Page:Shakespeare - Œuvres complètes, traduction Hugo, Pagnerre, 1869, tome 6.djvu/206

Cette page a été validée par deux contributeurs.
208
TOUT EST BIEN QUI FINIT BIEN.

LA COMTESSE.

Sont-ce là toutes les raisons de Votre Révérence ?

LE CLOWN.

À dire vrai, madame, j’ai d’autres raisons telles quelles, des raisons de piété.

LA COMTESSE.

Le monde peut-il les connaître ?

LE CLOWN.

J’ai été, madame, une créature perverse, comme vous et tous ceux qui sont de chair et de sang ; et, en vérité, je me marie pour pouvoir me repentir…

LA COMTESSE.

De ton mariage bien plutôt que de ta perversité.

LE CLOWN.

Je n’ai plus d’amis, madame, et j’espère en avoir par ma femme.

LA COMTESSE.

Drôle ! ces amis-là sont des ennemis.

LE CLOWN.

Vous en jugez à la légère, madame.

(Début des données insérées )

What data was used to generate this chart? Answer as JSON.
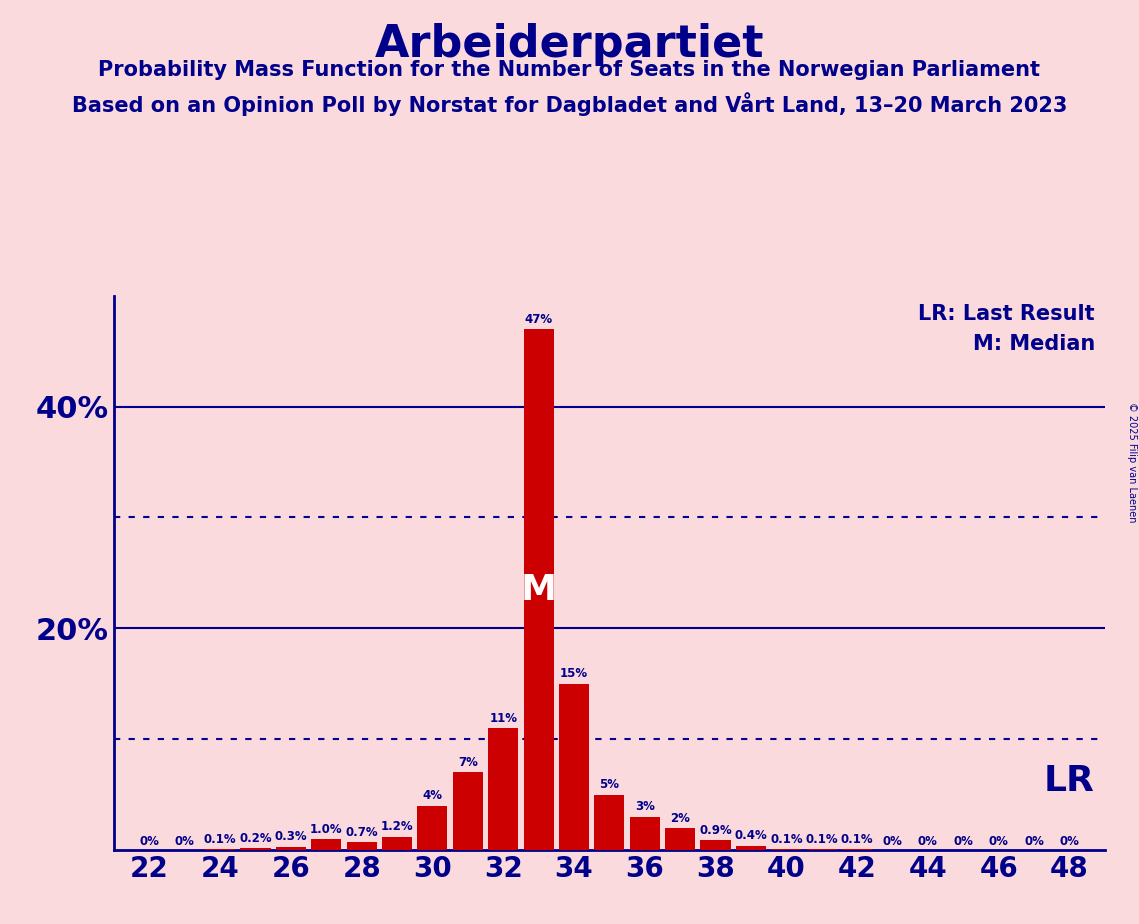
{
  "title": "Arbeiderpartiet",
  "subtitle1": "Probability Mass Function for the Number of Seats in the Norwegian Parliament",
  "subtitle2": "Based on an Opinion Poll by Norstat for Dagbladet and Vårt Land, 13–20 March 2023",
  "copyright": "© 2025 Filip van Laenen",
  "legend_lr": "LR: Last Result",
  "legend_m": "M: Median",
  "lr_label": "LR",
  "median_label": "M",
  "background_color": "#fadadd",
  "bar_color": "#cc0000",
  "title_color": "#00008b",
  "axis_color": "#00008b",
  "text_color": "#00008b",
  "seats": [
    22,
    23,
    24,
    25,
    26,
    27,
    28,
    29,
    30,
    31,
    32,
    33,
    34,
    35,
    36,
    37,
    38,
    39,
    40,
    41,
    42,
    43,
    44,
    45,
    46,
    47,
    48
  ],
  "probabilities": [
    0.0,
    0.0,
    0.1,
    0.2,
    0.3,
    1.0,
    0.7,
    1.2,
    4.0,
    7.0,
    11.0,
    47.0,
    15.0,
    5.0,
    3.0,
    2.0,
    0.9,
    0.4,
    0.1,
    0.1,
    0.1,
    0.0,
    0.0,
    0.0,
    0.0,
    0.0,
    0.0
  ],
  "prob_labels": [
    "0%",
    "0%",
    "0.1%",
    "0.2%",
    "0.3%",
    "1.0%",
    "0.7%",
    "1.2%",
    "4%",
    "7%",
    "11%",
    "47%",
    "15%",
    "5%",
    "3%",
    "2%",
    "0.9%",
    "0.4%",
    "0.1%",
    "0.1%",
    "0.1%",
    "0%",
    "0%",
    "0%",
    "0%",
    "0%",
    "0%"
  ],
  "median_seat": 33,
  "xlim": [
    21,
    49
  ],
  "ylim": [
    0,
    50
  ],
  "labeled_yticks": [
    20,
    40
  ],
  "ytick_labels": [
    "20%",
    "40%"
  ],
  "dotted_yticks": [
    10,
    30
  ],
  "solid_yticks": [
    20,
    40
  ],
  "figsize": [
    11.39,
    9.24
  ],
  "dpi": 100
}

Ce sont des amis, et de grands amis ! Car ces coquins-là viennent faire pour moi ce dont je suis las ! Celui qui laboure ma terre épargne mon attelage et me laisse recueillir la récolte ; s’il me fait cocu, je le fais ma bête de somme. Celui qui console ma femme soigne ma chair et mon sang ; celui qui soigne ma chair et mon sang, aime ma chair et mon sang ; celui qui aime ma chair et mon sang, est mon ami : ergo, celui qui baise ma femme est mon ami. Si les hommes pouvaient se résigner à être ce qu’ils sont, il n’y aurait rien à craindre dans le mariage. En effet, le jeune Charbon le puritain et le vieux Poysam le papiste, tout différents que sont leurs cœurs en religion, ont la tête pareille. Ils peuvent croiser leurs cornes aussi bien que tous les cerfs du troupeau.